Young people are struggling to justify the cost of higher education when they already have trouble making ends meet, according to a new survey from Deloitte.

The survey found that one-third of both groups chose not to pursue higher education. Among those, 32% of Gen Z and 40% of millennials cited financial constraints as the main reason they skipped college.

After all, they have to cut back somewhere.

The survey also found that more than half of both generations live paycheck to paycheck, and almost one-third feel financially insecure.

These generations have a lot on their shoulders, says Elizabeth Faber, Deloitte Global Chief People & Purpose Officer.

“This year’s survey spotlights two generations who are grappling with financial insecurity, high stress levels, and mounting climate anxiety,” Faber says in the report.

Going to college seems to be the last thing on their minds, especially as it gets more expensive.

According to Creditnews's student debt tracker, the average monthly payment on student loans is already $200-$299 per month on an average balance of $37,009.

With the recent hike in interest rates on federal loans, those bills will inevitably grow as soon as the 2024-2025 academic year and potentially beyond.

Put simply, many GenZs and millennials are being priced out of college.

In a new world of work, is college even worth it?

The rapidly changing nature of work is throwing another wrench into our views on the cost of higher education.

As emerging technologies and AI blur our view of the future, some students choose to avoid a mountain of debt for a career that may not exist by the time they graduate.

According to Deloitte, 24% of Gen Zs and 18% of millennials stated that they are seeking to acquire skills outside of university.

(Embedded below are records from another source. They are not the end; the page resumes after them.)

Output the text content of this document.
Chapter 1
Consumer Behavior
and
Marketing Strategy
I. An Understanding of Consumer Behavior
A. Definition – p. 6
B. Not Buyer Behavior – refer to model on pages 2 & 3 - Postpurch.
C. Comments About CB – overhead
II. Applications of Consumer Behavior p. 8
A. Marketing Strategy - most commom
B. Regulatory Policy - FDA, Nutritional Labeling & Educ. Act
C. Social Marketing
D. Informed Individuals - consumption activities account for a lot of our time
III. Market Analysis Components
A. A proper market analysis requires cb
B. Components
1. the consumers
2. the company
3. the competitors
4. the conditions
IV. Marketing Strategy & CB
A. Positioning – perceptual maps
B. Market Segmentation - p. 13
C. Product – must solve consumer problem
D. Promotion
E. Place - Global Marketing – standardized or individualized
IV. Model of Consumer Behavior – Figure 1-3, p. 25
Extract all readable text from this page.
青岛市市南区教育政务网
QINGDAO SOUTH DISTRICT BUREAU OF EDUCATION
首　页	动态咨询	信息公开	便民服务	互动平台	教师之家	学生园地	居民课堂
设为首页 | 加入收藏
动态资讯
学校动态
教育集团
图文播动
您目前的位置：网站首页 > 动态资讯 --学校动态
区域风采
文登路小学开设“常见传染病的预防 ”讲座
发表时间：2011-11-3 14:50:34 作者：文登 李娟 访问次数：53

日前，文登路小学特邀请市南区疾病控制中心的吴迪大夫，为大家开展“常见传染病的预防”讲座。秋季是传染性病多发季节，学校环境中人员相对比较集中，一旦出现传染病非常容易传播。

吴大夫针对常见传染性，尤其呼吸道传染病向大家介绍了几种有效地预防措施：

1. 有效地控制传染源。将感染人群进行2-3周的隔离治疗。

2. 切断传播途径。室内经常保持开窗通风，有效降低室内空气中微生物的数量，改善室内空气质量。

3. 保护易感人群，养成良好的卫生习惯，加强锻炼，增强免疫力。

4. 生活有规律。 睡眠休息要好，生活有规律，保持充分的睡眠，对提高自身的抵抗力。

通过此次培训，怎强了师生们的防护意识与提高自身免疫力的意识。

Six out of 10 from both generations are considering jobs less vulnerable to automation such as skilled trades or manual labor, many of which do not require college degrees.

The report’s authors say there's pressure on educational institutions to evolve to address rapidly changing nature of work if they want to convince students to invest in a college education.

Employers also have a role to play, according to the report.

“There will also likely be a need for organizations to supplement higher education with learning and development opportunities, particularly as emerging technologies make lifelong learning even more essential,” the report states.

While younger generations are deeply concerned about their finances and their future, there’s still good news.

48% of GenZ and 40% of millennials believe their personal financial situation will improve in the next year.

It’s unclear where this optimism comes from, but it’s evident that Gen Zs and millennials aren’t just relying on a degree to secure their future.